In Andrew Chi-Chih Yao's classic 1979 paper he references "M. O. Rabin and A. C. Yao, in preparation". This is for the result that the bounded-error communication complexity of the equality function EQ$_N$ (whether two integers in the range $0$ to $N-1$ are equal) is $O(\log\log N)$.
- Andrew Chi-Chih Yao, Some Complexity Questions Related to Distributed Computing (Preliminary Report), STOC 1979, pp. 209–213. doi:10.1145/800135.804414
Alexander Razborov's introductory survey on communication complexity proves this result and states "the following beautiful construction [is] usually attributed to Rabin and Yao". The idea is to consider the bit strings as coefficients of a predetermined polynomial $P(x)$; Alice then picks a random integer $q$ from 0 to $p-1$ for some predetermined prime $p \in [3n,6n]$, where $n = \lceil \log N\rceil$, and sends $(q, P(q) \mod p)$ to Bob.
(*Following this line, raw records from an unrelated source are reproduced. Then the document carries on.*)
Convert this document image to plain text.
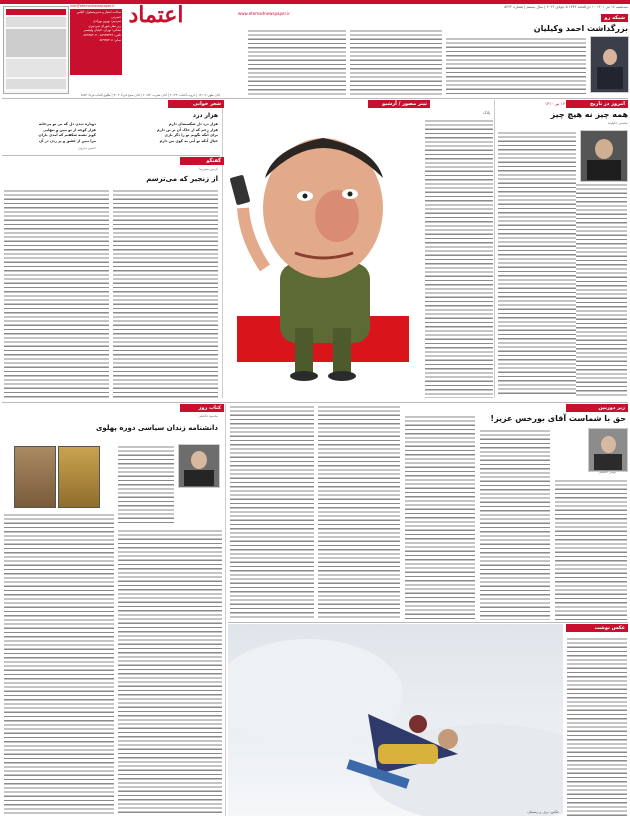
سه‌شنبه ۱۷ تیر ۱۴۰۱ ۱۰ ذی‌الحجه ۱۴۴۳ ۵ جولای ۲۰۲۲ | سال بیستم | شماره ۵۲۴۲
اعتماد	www.etemadnewspaper.ir
info@etemadnewspaper.ir
صاحب امتیاز و مدیرمسئول: الیاس حضرتی
سردبیر: بهروز بهزادی
زیر نظر شورای سردبیری
نشانی: تهران، خیابان ولیعصر
تلفن: ۸۸۹۳۵۳۳۶ - ۸۸۹۳۵۳۰۷
نمابر: ۸۸۹۳۵۳۰۸
اذان ظهر: ۱۳:۰۷ | غروب آفتاب: ۲۰:۳۴ | اذان مغرب: ۲۰:۵۴ | اذان صبح فردا: ۴:۰۴ | طلوع آفتاب فردا: ۵:۵۳
شبکه‌ رو
بزرگداشت احمد وکیلیان
امروز در تاریخ
۱۷ تیر ۱۳۱۰
همه چیز نه هیچ چیز
محسن جلیلوند
تیتر مصور / آرشیو
پلاک
شعر خوانی
هزار درد
هزار درد دل شکسته‌ای دارم
هزار زخم که از خاک آن بر تن دارم
برای آنکه نگویم تو را دگر باری
خیال آنکه تو آیی به کوی من دارم
دوباره دیدن دل که بی تو بی‌خانه
هزار کوچه از تو ببین و تنهایی
کویر تشنه شکفتم که آمدی باران
مرا ببین از عشق و پر زدن در آن
حسین منزوی
گفتگو
نازنین متین‌نیا
از زنجیر که می‌ترسم
زیر دوربین
حق با شماست آقای بورخس عزیز!
بهمن حافظی
کتاب روز
محمود فاضلی
دانشنامه زندان سیاسی دوره پهلوی
عکس نوشت
عکس: برف و زمستان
- Alexander Razborov, Communication Complexity, chapter 8 of "An Invitation to Mathematics", pp. 97–117, Springer, 2011. (preprint)
Did the Rabin/Yao paper ever get to be at least a personal communication/draft/sketch in someone else's paper, or is this one of those indications of the "golden era" where giants roamed the earth and didn't always touch ground when stepping from breakthrough to breakthrough?